Tyrosine- kinase inhibitors are found to improve leukemia treatment through a daily pill. Drugs like imatinib, bosutinib are found to be useful options for leukemia treatment.
Leukemia drugs are highly effective. However, the treatment cost and side effects of the drugs have led several questions to doctors and patients on whether to continue the medications or not.
Current guidelines state that tyrosine kinase inhibitor therapy should be continued by patients. Side effects of the therapy may include stomach problems, chronic headaches and fatigue. Drugs taken during pregnancy may also lead to birth defects.
A new research study from the University of Liverpool has found that reducing the dose of the drug to half can help to minimize side effects of the therapy.
The research study conducted on 174 participants shows 93% of no evidence on leukemia relapse for one year after halving the dose. These patients also reported a decrease in the side effects within the three months.

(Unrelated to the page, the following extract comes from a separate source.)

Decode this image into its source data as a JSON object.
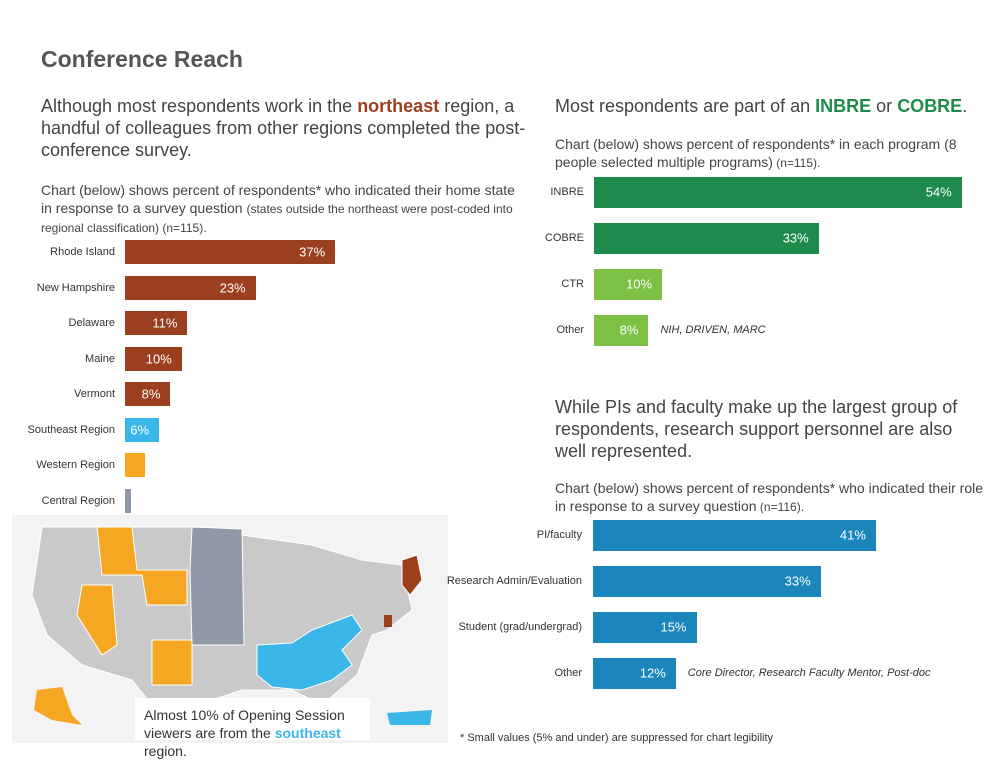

Only 12 participants showed signs of leukemia relapse after resuming full dose of the drug within four months. And patients with low levels of leukemia are less likely to suffer from relapse when compared to those who are at a severe stage (MR3 remission).
Richard Clark, University's Institute of Translational Medicine, said "Low rates of rebound overall suggest it is safe for MR3 patients to reduce their TKI dose if desired. Any benefits in terms of reducing side effects should become apparent within the first three months."
"Taken together, these findings indicate that some patients are being unnecessarily over-treated.
"The other important implication is that patients do not have to have extremely low levels of leukaemia on very sensitive tests in order to safely try reducing their TKI dose." he added.